COVID-19 crisis and climate crisis
The European Space Agency released images of their Copernicus Sentinel-5P satellite showing the decline of nitrogen dioxide emissions over Italy between January and March 2020. In detail, the nitrogen dioxide emission reduction is particularly visible in Northern Italy. This occurrence coincided with the nationwide lockdown imposed by the Italian government to prevent the spread of the coronavirus. The US-National Aeronautics and Space Administration published satellite images showing a decline of nitrogen dioxide emissions over Chinese cities between January and February this year. The nitrogen dioxide emission clouds, emitted by vehicles, power plants and industrial facilities, have vanished from the geospatial images. It can be said that this deadly virus has had a positive impact on climate change and greenhouse gas emission reduction.
Emissions in Northern Italy and China are down because the fossil-fueled economy has stopped, and people cannot go to work. This is, however, not an analogy to the decrease of emissions in order to tackle climate change. The fight against climate change should not take lives. It should improve and advance them.
Nevertheless, the COVID-2019 impact on economic activity implies that there urgently needs to emerge a discussion regarding responsible and social business habits and the reshaping of supply chains to mitigate environmental pollutions and the spread of diseases. Companies will have to develop concepts to reduce their exposure to potential pandemics and strategies to mitigate the adverse effects of climate change. This spread of the virus, that has led to a pandemic and economic crash, could easily swallow up the money and eat up the political will that should be used to fund and support the climate change efforts. The re-ignition of the economy can also be seen as an opportunity to boost investment in renewable energy systems and in sustainability efforts.
I understand that immediate actions taken during the COVID-19 crisis will produce benefits and gains in a short space of time. On the other hand, immediate actions taken to tackle the climate crisis will bring benefits and gains in the distant future. Its worst effects will occur in the future, not here and now. But it is in my human nature to take care of the here and how. Still, I should not forget to think about my actions that will influence the future of the climate. One of the differences between the virus crisis and the climate crisis is that the response to the COVID-19 crisis is an act of sovereignty and the response to the climate crisis demands collective action. The COVID-19 crisis shows that we lack resilience and don’t work together to fight the pandemic. The fight against climate change, on the other hand, demands a resilient network and robust cooperation to master global warming.
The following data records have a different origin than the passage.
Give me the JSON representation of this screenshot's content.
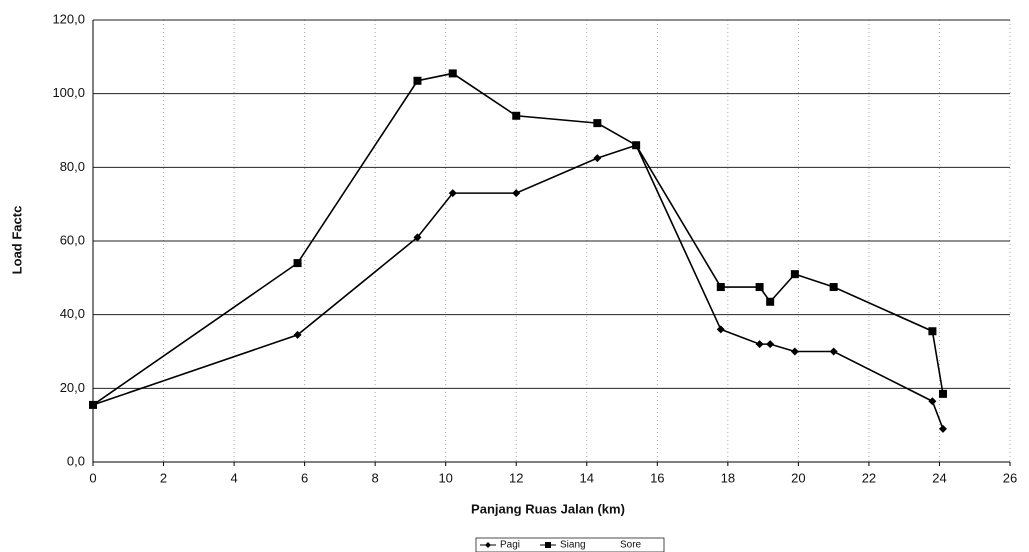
{
  "chart_data": {
    "type": "line",
    "x_label": "Panjang Ruas Jalan (km)",
    "y_label": "Load Factc",
    "x": [
      0,
      5.8,
      9.2,
      10.2,
      12.0,
      14.3,
      15.4,
      17.8,
      18.9,
      19.2,
      19.9,
      21.0,
      23.8,
      24.1
    ],
    "series": [
      {
        "name": "Pagi",
        "color": "#000000",
        "marker": "diamond",
        "values": [
          15.5,
          34.5,
          61,
          73,
          73,
          82.5,
          86,
          36,
          32,
          32,
          30,
          30,
          16.5,
          9
        ]
      },
      {
        "name": "Siang",
        "color": "#000000",
        "marker": "square",
        "values": [
          15.5,
          54,
          103.5,
          105.5,
          94,
          92,
          86,
          47.5,
          47.5,
          43.5,
          51,
          47.5,
          35.5,
          18.5
        ]
      },
      {
        "name": "Sore",
        "color": "#000000",
        "marker": "none",
        "values": [
          null,
          null,
          null,
          null,
          null,
          null,
          null,
          null,
          null,
          null,
          null,
          null,
          null,
          null
        ]
      }
    ],
    "xlim": [
      0,
      26
    ],
    "xticks": [
      0,
      2,
      4,
      6,
      8,
      10,
      12,
      14,
      16,
      18,
      20,
      22,
      24,
      26
    ],
    "ylim": [
      0,
      120
    ],
    "yticks": [
      {
        "value": 0,
        "label": "0,0"
      },
      {
        "value": 20,
        "label": "20,0"
      },
      {
        "value": 40,
        "label": "40,0"
      },
      {
        "value": 60,
        "label": "60,0"
      },
      {
        "value": 80,
        "label": "80,0"
      },
      {
        "value": 100,
        "label": "100,0"
      },
      {
        "value": 120,
        "label": "120,0"
      }
    ],
    "grid": true,
    "legend": "bottom"
  }
}
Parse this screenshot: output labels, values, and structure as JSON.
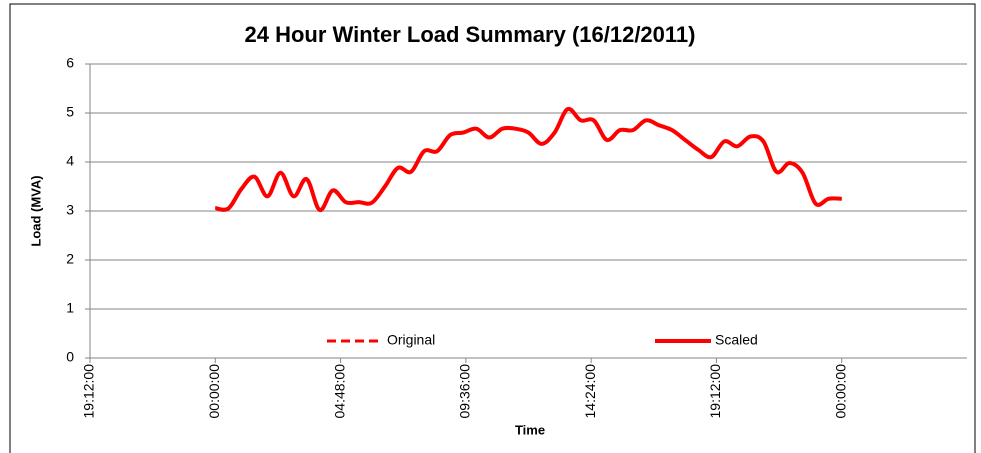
{
  "chart_data": {
    "type": "line",
    "title": "24 Hour Winter Load Summary (16/12/2011)",
    "x_label": "Time",
    "y_label": "Load (MVA)",
    "x": [
      0,
      0.5,
      1,
      1.5,
      2,
      2.5,
      3,
      3.5,
      4,
      4.5,
      5,
      5.5,
      6,
      6.5,
      7,
      7.5,
      8,
      8.5,
      9,
      9.5,
      10,
      10.5,
      11,
      11.5,
      12,
      12.5,
      13,
      13.5,
      14,
      14.5,
      15,
      15.5,
      16,
      16.5,
      17,
      17.5,
      18,
      18.5,
      19,
      19.5,
      20,
      20.5,
      21,
      21.5,
      22,
      22.5,
      23,
      23.5,
      24
    ],
    "series": [
      {
        "name": "Original",
        "color": "#ff0000",
        "dash": true,
        "values": [
          3.06,
          3.05,
          3.45,
          3.7,
          3.3,
          3.78,
          3.3,
          3.65,
          3.02,
          3.42,
          3.18,
          3.18,
          3.17,
          3.5,
          3.88,
          3.8,
          4.22,
          4.22,
          4.55,
          4.6,
          4.68,
          4.5,
          4.68,
          4.68,
          4.6,
          4.37,
          4.6,
          5.08,
          4.85,
          4.85,
          4.45,
          4.65,
          4.65,
          4.85,
          4.75,
          4.65,
          4.45,
          4.25,
          4.1,
          4.42,
          4.32,
          4.52,
          4.42,
          3.8,
          3.98,
          3.78,
          3.15,
          3.25,
          3.25
        ]
      },
      {
        "name": "Scaled",
        "color": "#ff0000",
        "dash": false,
        "values": [
          3.06,
          3.05,
          3.45,
          3.7,
          3.3,
          3.78,
          3.3,
          3.65,
          3.02,
          3.42,
          3.18,
          3.18,
          3.17,
          3.5,
          3.88,
          3.8,
          4.22,
          4.22,
          4.55,
          4.6,
          4.68,
          4.5,
          4.68,
          4.68,
          4.6,
          4.37,
          4.6,
          5.08,
          4.85,
          4.85,
          4.45,
          4.65,
          4.65,
          4.85,
          4.75,
          4.65,
          4.45,
          4.25,
          4.1,
          4.42,
          4.32,
          4.52,
          4.42,
          3.8,
          3.98,
          3.78,
          3.15,
          3.25,
          3.25
        ]
      }
    ],
    "xlim": [
      -4.8,
      28.8
    ],
    "xticks": [
      {
        "value": -4.8,
        "label": "19:12:00"
      },
      {
        "value": 0,
        "label": "00:00:00"
      },
      {
        "value": 4.8,
        "label": "04:48:00"
      },
      {
        "value": 9.6,
        "label": "09:36:00"
      },
      {
        "value": 14.4,
        "label": "14:24:00"
      },
      {
        "value": 19.2,
        "label": "19:12:00"
      },
      {
        "value": 24,
        "label": "00:00:00"
      }
    ],
    "ylim": [
      0,
      6
    ],
    "yticks": [
      0,
      1,
      2,
      3,
      4,
      5,
      6
    ],
    "grid": true
  }
}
Certainly, there is room for improvement to build up resilience and cooperation for the COVID-19 crisis and the climate crisis.
Does the COVID-19 crisis trigger a sustainable behavioural change?
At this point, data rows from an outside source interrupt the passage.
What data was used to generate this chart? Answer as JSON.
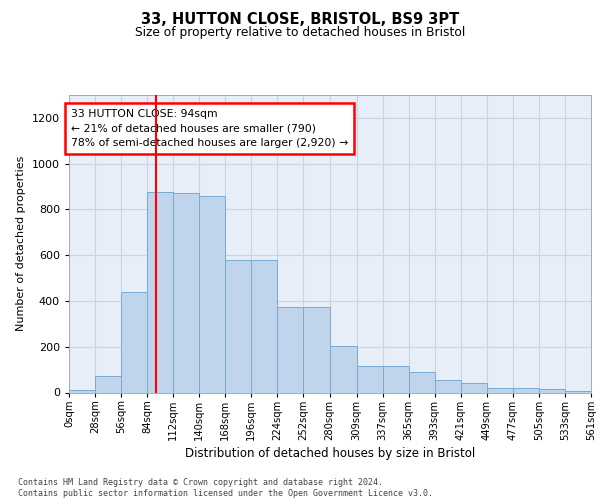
{
  "title1": "33, HUTTON CLOSE, BRISTOL, BS9 3PT",
  "title2": "Size of property relative to detached houses in Bristol",
  "xlabel": "Distribution of detached houses by size in Bristol",
  "ylabel": "Number of detached properties",
  "bar_heights": [
    10,
    70,
    440,
    875,
    870,
    860,
    580,
    580,
    375,
    375,
    205,
    115,
    115,
    90,
    55,
    40,
    20,
    18,
    15,
    5
  ],
  "bin_edges": [
    0,
    28,
    56,
    84,
    112,
    140,
    168,
    196,
    224,
    252,
    280,
    309,
    337,
    365,
    393,
    421,
    449,
    477,
    505,
    533,
    561
  ],
  "x_labels": [
    "0sqm",
    "28sqm",
    "56sqm",
    "84sqm",
    "112sqm",
    "140sqm",
    "168sqm",
    "196sqm",
    "224sqm",
    "252sqm",
    "280sqm",
    "309sqm",
    "337sqm",
    "365sqm",
    "393sqm",
    "421sqm",
    "449sqm",
    "477sqm",
    "505sqm",
    "533sqm",
    "561sqm"
  ],
  "bar_color": "#c0d4ec",
  "bar_edge_color": "#7aaad0",
  "ylim": [
    0,
    1300
  ],
  "yticks": [
    0,
    200,
    400,
    600,
    800,
    1000,
    1200
  ],
  "vline_x": 94,
  "property_label": "33 HUTTON CLOSE: 94sqm",
  "annotation_line1": "← 21% of detached houses are smaller (790)",
  "annotation_line2": "78% of semi-detached houses are larger (2,920) →",
  "grid_color": "#c8d4e4",
  "bg_color": "#e8eef8",
  "footer1": "Contains HM Land Registry data © Crown copyright and database right 2024.",
  "footer2": "Contains public sector information licensed under the Open Government Licence v3.0."
}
I have hope that the character of the virus may trigger behavioural change for the better. Maybe it will trigger a sustainable behavioural change. These days, I am prone to using my car less than usual, and I don’t buy canned fizzy drinks or plastic bottles of water. I don’t assume that this behavioural change will save the climate but if I stick to this behaviour after the COVID-19 crisis is over, it is a small contribution to convince big players to stick to the behaviour they adapted during the coronavirus curfew. It might be naive to think a behavioural change, that comes out of an economic slowdown due to a virus outbreak, will substantially change my behavioural. Many people’s existence and survival are dependent on well-functioning business activity. A sustainable behavioural change is not something that is born out of a crisis. It is something that requires deliberate action, committed motivation and willingness. However, the new viral infection has its own rhythm of behaviour and it remains to be seen whether our behaviour changes or not.
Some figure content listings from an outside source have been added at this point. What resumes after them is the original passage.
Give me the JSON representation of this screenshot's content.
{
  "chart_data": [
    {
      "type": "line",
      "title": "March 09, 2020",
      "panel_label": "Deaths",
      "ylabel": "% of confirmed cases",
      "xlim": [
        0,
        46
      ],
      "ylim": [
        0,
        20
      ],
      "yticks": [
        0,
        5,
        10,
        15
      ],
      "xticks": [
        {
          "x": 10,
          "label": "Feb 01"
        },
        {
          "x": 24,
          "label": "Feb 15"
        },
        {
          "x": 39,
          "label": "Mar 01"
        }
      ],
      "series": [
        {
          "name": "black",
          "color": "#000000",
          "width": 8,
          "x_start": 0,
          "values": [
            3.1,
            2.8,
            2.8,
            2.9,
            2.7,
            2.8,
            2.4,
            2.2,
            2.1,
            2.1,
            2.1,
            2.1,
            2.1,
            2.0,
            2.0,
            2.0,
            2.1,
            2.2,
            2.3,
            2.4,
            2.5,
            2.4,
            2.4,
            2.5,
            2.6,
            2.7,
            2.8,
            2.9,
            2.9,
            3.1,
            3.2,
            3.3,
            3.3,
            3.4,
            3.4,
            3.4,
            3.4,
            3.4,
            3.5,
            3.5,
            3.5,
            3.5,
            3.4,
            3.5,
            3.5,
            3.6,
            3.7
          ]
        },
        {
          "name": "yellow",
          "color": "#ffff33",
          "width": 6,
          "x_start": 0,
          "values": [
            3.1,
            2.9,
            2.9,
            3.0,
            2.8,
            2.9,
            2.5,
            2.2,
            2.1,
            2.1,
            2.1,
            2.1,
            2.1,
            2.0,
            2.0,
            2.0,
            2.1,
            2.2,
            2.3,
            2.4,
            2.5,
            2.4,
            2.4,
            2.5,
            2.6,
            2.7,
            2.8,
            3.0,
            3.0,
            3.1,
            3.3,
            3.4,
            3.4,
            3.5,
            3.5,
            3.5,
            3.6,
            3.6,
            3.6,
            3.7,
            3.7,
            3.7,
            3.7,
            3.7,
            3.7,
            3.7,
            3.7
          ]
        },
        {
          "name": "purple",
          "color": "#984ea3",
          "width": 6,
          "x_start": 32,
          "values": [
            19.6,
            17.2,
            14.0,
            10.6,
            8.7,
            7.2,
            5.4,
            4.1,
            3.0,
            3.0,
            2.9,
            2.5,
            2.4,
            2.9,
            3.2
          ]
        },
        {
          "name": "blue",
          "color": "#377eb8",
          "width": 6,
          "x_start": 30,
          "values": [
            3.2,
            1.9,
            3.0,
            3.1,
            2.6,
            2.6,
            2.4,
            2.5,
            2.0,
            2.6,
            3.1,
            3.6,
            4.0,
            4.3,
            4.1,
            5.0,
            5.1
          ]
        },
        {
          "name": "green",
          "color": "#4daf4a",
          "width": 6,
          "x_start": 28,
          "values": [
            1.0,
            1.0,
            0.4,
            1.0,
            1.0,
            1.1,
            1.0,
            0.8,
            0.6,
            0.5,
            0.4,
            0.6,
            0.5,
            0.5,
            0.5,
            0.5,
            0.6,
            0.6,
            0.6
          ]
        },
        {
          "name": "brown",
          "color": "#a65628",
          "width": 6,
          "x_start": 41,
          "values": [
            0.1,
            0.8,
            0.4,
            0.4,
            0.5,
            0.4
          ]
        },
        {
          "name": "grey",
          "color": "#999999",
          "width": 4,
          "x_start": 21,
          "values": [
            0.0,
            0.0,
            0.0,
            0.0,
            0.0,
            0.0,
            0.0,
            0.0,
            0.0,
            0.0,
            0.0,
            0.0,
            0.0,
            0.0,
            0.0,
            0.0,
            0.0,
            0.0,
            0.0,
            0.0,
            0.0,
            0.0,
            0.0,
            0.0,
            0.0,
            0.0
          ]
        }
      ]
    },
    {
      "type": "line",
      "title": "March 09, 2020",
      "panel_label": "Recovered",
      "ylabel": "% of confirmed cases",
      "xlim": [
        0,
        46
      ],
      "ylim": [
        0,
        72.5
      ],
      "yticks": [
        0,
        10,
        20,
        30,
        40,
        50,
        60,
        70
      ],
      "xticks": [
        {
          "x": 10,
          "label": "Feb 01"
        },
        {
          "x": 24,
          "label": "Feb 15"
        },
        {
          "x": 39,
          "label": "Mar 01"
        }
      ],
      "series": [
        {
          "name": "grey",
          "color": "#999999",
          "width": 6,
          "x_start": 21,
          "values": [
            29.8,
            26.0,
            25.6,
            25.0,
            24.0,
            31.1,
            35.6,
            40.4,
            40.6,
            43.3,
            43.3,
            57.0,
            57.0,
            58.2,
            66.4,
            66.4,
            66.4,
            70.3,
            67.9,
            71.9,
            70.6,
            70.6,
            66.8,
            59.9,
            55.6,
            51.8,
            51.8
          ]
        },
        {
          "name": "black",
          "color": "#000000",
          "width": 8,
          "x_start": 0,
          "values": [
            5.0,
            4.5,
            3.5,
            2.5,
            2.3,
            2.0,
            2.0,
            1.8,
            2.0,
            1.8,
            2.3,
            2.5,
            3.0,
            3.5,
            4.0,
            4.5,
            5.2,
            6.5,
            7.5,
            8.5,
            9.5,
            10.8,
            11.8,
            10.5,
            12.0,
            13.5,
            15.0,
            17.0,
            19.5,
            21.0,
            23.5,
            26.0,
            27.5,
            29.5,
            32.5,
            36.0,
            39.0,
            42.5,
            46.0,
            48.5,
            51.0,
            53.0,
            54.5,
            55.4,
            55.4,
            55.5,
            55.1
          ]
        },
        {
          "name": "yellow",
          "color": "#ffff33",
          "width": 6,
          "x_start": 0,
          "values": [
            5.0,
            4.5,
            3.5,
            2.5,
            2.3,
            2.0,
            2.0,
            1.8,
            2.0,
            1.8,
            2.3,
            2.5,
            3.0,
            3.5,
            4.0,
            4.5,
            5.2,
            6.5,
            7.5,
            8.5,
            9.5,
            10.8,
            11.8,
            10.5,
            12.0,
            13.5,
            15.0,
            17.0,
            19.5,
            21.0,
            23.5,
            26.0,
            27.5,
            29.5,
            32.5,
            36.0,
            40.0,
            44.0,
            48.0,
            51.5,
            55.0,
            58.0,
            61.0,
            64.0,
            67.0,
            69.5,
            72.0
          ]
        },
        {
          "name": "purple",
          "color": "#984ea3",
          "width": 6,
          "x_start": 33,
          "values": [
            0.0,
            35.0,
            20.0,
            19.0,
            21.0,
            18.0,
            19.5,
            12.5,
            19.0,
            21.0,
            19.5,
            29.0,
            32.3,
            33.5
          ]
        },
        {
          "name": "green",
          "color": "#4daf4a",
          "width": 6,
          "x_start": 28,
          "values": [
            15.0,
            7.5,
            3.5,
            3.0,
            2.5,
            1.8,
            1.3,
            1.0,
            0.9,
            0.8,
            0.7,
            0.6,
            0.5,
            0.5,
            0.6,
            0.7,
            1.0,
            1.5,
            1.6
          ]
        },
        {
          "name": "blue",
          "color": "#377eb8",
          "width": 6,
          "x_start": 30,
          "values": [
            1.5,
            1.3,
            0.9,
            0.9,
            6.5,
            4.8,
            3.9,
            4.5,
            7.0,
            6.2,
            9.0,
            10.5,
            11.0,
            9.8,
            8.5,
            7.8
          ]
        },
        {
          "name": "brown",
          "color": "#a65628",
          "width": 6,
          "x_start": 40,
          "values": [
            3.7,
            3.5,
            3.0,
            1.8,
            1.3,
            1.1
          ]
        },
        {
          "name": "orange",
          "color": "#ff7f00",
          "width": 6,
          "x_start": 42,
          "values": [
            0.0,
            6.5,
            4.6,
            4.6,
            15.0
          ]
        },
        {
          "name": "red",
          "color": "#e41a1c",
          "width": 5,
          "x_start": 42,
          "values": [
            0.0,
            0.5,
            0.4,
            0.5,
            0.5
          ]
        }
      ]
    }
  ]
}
Although I can feel that the fight against climate change and efforts to live a sustainable life is now falling into oblivion, it is still time for a change. These times show us that this change is possible, but it needs to be governed by our free will and not forced upon us by an unknown virus.
While opening my laptop to write this article, I looked outside and was very smug and self-satisfied about seeing the Christmas Eve-like stillness of empty roads. Maybe this crisis will teach us a lesson or two and we will finally slow down.